If you are interested in contributing, please check out our issue-specific themes below and browse our archives for a better sense of the content that we accept. And when you’re ready to submit, click the button below.
Call for Papers
Issue 36: Creation
Closing Date: May 31, 2023
Saint Augustine did not believe that God actually needed creation. God, in God’s eternality and completion, lacked for nothing. And so the Christian tradition often claims that the world does not satisfy some need or lack in God. This is why Rowan Williams argues that creation is actually rather useless, even as it is perfectly fitting and appropriate for God to create the world. And rather than treating this as some overly abstract conundrum, Augustine actually believes that this relationship between God and creation is crucial for maintaining a coherent theory of the universe.
But creation is not a bygone act. Thomas Aquinas insists that preservation—as in the ongoing giving of existence to the world—is the same thing as creation. This is because, as Herbert McCabe insists, creation is not just a process of God making the stuff of the world. Instead, God exists as the very cause of all existing things in an ongoing way. McCabe also believes that this rich doctrine of creation logically leads one to conclude that God can’t intervene in the affairs of the world, as God does not fall within the category of any created thing. God is intimately involved with every living thing’s preservation, holding us in existence each and every moment. God, he says, is therefore more intimate to each and every created thing than we can possibly perceive. This is precisely what Kathryn Tanner means when she reminds us that the world is absolutely dependent on God’s creative act.
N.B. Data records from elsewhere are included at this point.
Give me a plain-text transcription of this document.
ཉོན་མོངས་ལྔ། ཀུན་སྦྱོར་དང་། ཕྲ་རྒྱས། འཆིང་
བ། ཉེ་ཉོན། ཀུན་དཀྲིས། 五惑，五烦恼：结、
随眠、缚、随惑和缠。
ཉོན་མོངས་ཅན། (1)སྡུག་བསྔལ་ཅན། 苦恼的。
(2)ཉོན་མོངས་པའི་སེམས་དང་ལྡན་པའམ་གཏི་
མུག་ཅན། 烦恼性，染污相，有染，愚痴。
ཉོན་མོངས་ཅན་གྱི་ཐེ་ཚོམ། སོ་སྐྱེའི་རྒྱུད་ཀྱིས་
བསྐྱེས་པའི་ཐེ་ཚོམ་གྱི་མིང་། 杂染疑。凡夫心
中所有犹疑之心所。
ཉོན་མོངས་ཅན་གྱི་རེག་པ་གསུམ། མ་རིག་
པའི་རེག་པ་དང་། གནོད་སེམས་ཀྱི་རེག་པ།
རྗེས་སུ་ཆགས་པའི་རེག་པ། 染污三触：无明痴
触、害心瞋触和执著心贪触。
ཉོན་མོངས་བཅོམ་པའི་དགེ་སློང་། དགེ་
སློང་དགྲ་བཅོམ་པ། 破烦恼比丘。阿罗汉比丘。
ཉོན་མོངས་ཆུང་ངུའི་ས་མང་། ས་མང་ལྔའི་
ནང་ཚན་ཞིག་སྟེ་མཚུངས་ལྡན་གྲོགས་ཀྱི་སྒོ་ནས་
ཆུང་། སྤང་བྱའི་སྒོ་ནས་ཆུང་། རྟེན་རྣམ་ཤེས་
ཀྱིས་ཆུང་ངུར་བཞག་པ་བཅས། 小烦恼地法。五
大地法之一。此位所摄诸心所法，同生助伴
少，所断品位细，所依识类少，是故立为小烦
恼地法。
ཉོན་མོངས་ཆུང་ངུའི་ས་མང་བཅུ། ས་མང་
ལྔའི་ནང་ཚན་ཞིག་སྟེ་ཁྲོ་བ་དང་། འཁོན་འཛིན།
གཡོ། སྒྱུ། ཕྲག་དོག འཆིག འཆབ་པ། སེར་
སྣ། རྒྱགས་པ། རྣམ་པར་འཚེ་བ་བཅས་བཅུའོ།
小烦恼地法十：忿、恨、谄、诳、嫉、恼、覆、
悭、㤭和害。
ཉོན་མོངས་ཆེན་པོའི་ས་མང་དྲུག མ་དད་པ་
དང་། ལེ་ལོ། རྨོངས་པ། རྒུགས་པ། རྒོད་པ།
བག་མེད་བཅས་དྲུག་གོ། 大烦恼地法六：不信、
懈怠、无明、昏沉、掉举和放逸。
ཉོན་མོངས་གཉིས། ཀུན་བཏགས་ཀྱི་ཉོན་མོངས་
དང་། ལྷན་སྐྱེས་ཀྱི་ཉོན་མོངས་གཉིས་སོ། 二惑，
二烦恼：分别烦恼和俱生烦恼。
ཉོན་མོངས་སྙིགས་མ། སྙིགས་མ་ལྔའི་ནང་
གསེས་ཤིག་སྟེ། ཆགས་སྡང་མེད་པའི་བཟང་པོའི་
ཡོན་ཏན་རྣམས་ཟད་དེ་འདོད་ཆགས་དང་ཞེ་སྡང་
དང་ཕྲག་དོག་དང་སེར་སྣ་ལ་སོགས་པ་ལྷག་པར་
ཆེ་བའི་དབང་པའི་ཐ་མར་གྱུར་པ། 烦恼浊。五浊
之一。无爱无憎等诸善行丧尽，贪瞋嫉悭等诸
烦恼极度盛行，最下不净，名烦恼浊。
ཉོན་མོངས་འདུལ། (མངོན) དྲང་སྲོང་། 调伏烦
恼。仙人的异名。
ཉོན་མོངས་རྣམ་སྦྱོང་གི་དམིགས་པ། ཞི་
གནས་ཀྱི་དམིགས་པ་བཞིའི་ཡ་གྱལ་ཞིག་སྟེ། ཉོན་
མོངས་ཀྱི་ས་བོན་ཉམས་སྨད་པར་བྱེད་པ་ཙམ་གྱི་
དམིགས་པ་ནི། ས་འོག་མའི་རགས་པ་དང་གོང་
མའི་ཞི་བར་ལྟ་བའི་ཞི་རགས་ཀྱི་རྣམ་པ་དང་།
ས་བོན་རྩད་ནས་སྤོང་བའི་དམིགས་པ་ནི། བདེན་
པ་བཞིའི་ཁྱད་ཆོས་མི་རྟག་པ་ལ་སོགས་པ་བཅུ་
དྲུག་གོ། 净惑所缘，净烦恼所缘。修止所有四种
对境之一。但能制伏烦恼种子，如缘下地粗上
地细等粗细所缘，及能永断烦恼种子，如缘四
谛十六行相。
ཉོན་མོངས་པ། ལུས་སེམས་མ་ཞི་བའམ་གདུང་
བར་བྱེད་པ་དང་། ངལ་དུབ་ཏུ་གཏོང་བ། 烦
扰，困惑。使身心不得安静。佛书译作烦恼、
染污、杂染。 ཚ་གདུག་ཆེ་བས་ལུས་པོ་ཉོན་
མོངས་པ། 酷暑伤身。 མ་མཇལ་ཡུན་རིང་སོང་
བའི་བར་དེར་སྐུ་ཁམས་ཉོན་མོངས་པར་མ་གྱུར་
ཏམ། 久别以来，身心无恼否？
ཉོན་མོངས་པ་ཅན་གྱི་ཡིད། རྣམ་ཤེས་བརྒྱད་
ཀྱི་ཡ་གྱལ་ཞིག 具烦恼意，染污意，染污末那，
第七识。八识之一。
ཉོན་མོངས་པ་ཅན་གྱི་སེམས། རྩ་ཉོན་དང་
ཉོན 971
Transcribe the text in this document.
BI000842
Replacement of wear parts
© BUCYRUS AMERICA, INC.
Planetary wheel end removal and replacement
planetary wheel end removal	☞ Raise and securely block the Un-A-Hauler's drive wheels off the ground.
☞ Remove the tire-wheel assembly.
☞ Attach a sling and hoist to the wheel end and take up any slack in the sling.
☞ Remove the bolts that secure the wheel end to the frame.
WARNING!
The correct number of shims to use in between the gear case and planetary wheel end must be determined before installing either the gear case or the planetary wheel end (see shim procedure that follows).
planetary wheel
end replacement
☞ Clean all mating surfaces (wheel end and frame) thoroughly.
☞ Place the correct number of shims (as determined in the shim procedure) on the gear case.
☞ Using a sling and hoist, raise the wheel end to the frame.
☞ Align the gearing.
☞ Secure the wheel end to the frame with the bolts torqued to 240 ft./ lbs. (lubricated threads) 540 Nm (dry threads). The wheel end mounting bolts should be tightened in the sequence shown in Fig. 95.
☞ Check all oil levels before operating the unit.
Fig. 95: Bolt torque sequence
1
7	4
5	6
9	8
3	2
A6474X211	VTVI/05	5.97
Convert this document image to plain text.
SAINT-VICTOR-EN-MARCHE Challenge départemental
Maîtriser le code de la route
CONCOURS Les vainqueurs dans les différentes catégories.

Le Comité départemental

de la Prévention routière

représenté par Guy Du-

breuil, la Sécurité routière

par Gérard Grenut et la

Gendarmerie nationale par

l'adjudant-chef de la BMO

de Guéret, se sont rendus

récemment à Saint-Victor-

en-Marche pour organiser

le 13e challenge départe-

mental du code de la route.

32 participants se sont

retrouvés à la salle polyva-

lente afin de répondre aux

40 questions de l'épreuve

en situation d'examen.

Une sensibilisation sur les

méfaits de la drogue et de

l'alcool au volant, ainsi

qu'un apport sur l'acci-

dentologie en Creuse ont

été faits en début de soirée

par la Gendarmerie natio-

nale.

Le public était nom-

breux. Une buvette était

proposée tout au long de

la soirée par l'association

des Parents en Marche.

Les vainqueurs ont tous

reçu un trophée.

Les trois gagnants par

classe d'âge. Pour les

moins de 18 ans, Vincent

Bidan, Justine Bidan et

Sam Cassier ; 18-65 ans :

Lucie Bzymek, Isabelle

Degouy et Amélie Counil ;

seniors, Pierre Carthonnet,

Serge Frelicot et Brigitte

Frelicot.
How we view creation also has significant implications regarding our freedom, agency, and pursuits. McCabe, again, argues that all things are dependent on God for their agency in ways that don’t violate freedom. He unpacks this by saying that we are the independent cause of all our actions and not anything else, and yet, mysteriously, our actions are also caused by God, he insists, because God is not “anything else.” All of this means that our own artistic and playful endeavors are part and parcel of God’s creative act. God’s creation is precisely what makes our endeavors possible. And so it makes sense that the creative expression of poets, novelists, and musicians often call us both to our most human selves and back to the source from which that creative expression emerges: God.
Creation thus gets at both ultimate and particular questions—Why is there something rather than nothing at all? And what do our own creative pursuits have to do with our answer to that question? In the next issue of The Other Journal, we seek theologically infused contributions on this theme of creation. If God doesn’t need creation, how ought we to think of the world in relation to God? In what ways do human creative acts function analogously (or not) to God’s creative acts? What are the relationships between creation and preservation? What are the sociopolitical implications of a rich doctrine of creation? And what about our creative acts—from where does the human desire to create emerge? What is the function or meaning of creativity, or the desire for good creative activity? And what are the constructive functions of the stuff we create on our faith? How might the creative endeavors of artists and poets enable our faith broadly or our understanding of creation more particularly?
We seek essays, creative writing, art, interviews, and reviews that uniquely engage this complex conversation. As always, we are particularly interested in contributions that tackle these themes with verve and slant, contributions that open our ears to the peacefully contrarian Christ by way of their distinctive style, ideas, and progressive consideration of the other.